Uncertainty is economic poison. Regulatory haze, and the inability of business leaders to take the government at its word, postpones investment decisions and holds back employment growth.
The first MP to go public and say he wanted Abbott gone, Western Australia’s Dennis Jensen, made the point this week that on the economy, the government was only talking about debt and deficit and didn’t seem to have a coherent, positive plan for creating the conditions for economic growth.
Not many would disagree.
But the solution proposed from Jensen and the disaffected MPs appears to introduce more uncertainty, in the form of party destabilisation and a potential change of leadership, for which there is no firm candidate and hence even more absence of clarity than what’s offered by the current mob.
On the domestic economic impact, there’s no guarantee that changing the PM at this point, when there are huge downward revisions coming for the economic outlook, would bolster confidence.
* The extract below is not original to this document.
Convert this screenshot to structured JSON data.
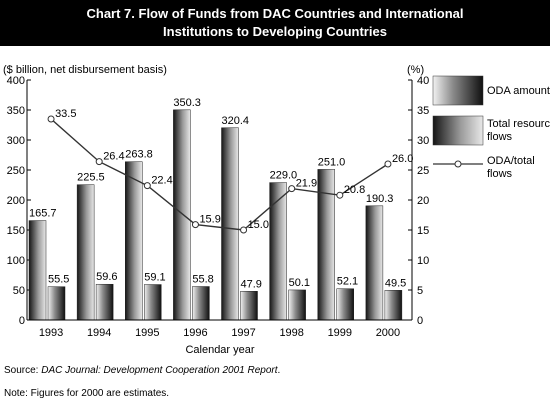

In fact, Abbott and treasurer Joe Hockey finally seem to be appraised of the fact that they are not economic alchemists and that Australia might need to live with deficits for many years to come. (The AFR reports this morning that Hockey is preparing to abandon his goal of a surplus in 2018.)
Any incoming team would have to deliver this deeply unpleasant message to the electorate as one of their first acts. It’s hardly the start a new leader needs to reverse the coalition’s standing in the polls.
No clear plan for change
The Sinodinos intervention certainly makes the danger to Abbott much more clear and present. But as the senator alluded to on TV last night, with no clear challenger, there’s no clear plan. If this is actually going to work, someone needs to start setting out what a new leadership team might look like, what it would do, and how it would handle the Senate.
So far, there’s no sign of that.
As for Turnbull, the front-running leadership replacement option, is hated in some corners of the coalition, among the traditional conservatives and the Nationals. And his privileged, wealthy background won’t exactly endear him to Western Sydney’s aspirational voters – the “Howard’s battlers” so vital to electoral success. He comes with built-in stability problems anyway.